First dear reader, I must apologize. This article, unfortunately, has nothing do with cool treats and everything to do with the issue of abandoned and vacant properties in the city.
The City of Whitehorse has an issue with vacant land and derelict buildings downtown. Walking down Second Avenue from Robert Service Way one passes, in order, a shuttered mechanic’s garage that is home to numerous vehicles and oil drums, a large empty lot that used to be an Esso gas station and a vacant building which used to be the Dairy Queen (which is sorely missed).
This walk will take you five minutes, and these buildings and lots have been this way for years. And this is just one small portion of one street.
Council should put the issue of abandoned and vacant lots on its radar and investigate the tools available to encourage development.
There are at least two options available to the city to deal with vacant/low-use buildings and property. The first is a vacant-building bylaw applying standards and penalties to abandoned buildings. The second option is a restructuring of the property tax system to encourage development of vacant or low-use properties.
The first option was pioneered in Canada by the City of Winnipeg, which enacted its Vacant Buildings By-Law in 2010. The bylaw sets minimum standards of maintenance for abandoned buildings and applies a yearly penalty to owners of such property. The penalties are designed to encourage individuals to develop or sell the property. Toronto and Hamilton have since followed suit and adopted similar bylaws.
I am not especially inclined to this option as it requires the creation of an entire enforcement mechanism and opens up disputes as to whether a building is abandoned or not. Further, it doesn’t deal with the issue of vacant or low-use properties, such as the vacant Esso property.
So I think we would be better off pursuing the second option, the restructuring of our commercial property tax system to encourage desired development. I would like to see the city move to a system where we ignore the buildings when assessing property and instead tax just the land.
The underlying idea is to tax the land’s potential rather than the actual development.
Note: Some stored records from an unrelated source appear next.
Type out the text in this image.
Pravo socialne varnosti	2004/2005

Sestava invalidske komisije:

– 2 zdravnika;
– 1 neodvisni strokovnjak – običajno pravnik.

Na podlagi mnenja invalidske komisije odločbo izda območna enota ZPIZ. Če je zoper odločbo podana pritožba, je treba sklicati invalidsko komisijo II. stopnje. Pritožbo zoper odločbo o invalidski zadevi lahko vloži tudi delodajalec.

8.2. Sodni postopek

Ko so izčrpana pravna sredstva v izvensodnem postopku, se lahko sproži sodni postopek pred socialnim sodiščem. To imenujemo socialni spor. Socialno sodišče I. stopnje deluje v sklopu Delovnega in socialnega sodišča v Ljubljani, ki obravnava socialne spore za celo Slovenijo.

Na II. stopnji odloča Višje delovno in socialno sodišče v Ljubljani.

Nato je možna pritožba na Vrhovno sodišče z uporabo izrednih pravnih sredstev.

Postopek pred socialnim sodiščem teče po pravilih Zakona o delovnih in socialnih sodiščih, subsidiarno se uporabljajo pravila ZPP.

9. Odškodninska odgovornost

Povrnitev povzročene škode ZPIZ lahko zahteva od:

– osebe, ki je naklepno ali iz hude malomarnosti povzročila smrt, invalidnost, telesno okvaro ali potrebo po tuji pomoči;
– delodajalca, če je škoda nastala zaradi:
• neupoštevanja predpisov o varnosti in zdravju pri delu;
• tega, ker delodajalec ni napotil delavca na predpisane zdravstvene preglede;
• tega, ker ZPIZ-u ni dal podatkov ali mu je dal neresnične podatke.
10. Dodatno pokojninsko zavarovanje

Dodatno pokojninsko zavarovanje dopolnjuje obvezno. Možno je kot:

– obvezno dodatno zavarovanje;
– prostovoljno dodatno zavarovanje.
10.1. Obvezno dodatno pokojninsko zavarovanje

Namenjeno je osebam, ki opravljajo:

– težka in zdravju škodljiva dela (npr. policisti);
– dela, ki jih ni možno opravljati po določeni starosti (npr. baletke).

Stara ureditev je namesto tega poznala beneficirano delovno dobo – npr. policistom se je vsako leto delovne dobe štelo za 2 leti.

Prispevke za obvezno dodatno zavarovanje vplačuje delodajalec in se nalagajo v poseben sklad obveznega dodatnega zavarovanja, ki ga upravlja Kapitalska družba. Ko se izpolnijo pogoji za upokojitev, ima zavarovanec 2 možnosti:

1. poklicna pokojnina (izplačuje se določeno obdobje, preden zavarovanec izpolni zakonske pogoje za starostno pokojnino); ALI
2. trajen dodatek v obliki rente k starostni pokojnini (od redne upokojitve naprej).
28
Such a land value tax was conceived by Henry George in 1879 and is intended to encourage the development of lots to their full potential.
For illustrative purposes let’s take two side-by-side lots: the office building on the corner of Lambert and Second and the abandoned Dairy Queen building.
Using the current assessment system, which takes the value of the land and replacement cost of the building into account, the office building lot is assessed at $3.5 million, meaning it pays $60,000 in property taxes in a year. The Dairy Queen building, meanwhile, is assessed at $790,000, meaning it pays only $13,000.
Both buildings are side by side in the commercial core of the city and the lots are the exact same size, yet one lot pays one-fifth of the property tax of the other. While the Dairy Queen owner has some incentive to develop or sell, that inducement would be much stronger if faced with a similar bill as its neighbour.
Further, the current system of assessing the replacement cost of a building has actually seen the tax bill of the Dairy Queen lot decrease along with the condition of the building. Since 2009 the Dairy Queen building has depreciated in assessed value by $40,000, while the office building next door has increased by $400,000. Under the current system, letting your building run down results in a lower property tax bill which, again, doesn’t exactly force an owner to think about maintaining or developing derelict or abandoned buildings.
If the Dairy Queen lot instead came with a tax bill commensurate with its location rather than with the derelict building, the increased tax bill would force the owner to think about either developing the property or selling to somebody who would.
A land value tax would also encourage development on the vacant Esso lot, a lot to which a vacant building bylaw would, for obvious reasons, not apply. The Esso lot is assessed at $560,000, meaning it currently pays $9,000 in property tax in a year.
I note that the Esso lot is the size of both the office building and the Dairy Queen building combined, and is literally a stone’s throw from those buildings. The office building and Dairy Queen pay a combined $73,000 in property tax for the same footprint as the $9,000 Esso lot.
Under a land value tax system, the Esso lot would be subject to a tax commensurate with its neighbouring lots to encourage development or sale. Meanwhile, the office building rate would come down and the Dairy Queen and Esso rates would rise. The same property tax would be paid to the city, just by different players.
It is time that council investigate giving itself the tools to encourage the owners of derelict and vacant properties to either develop or sell. Second Avenue will look better for it.
Graham Lang is a Whitehorse lawyer and long-time Yukoner.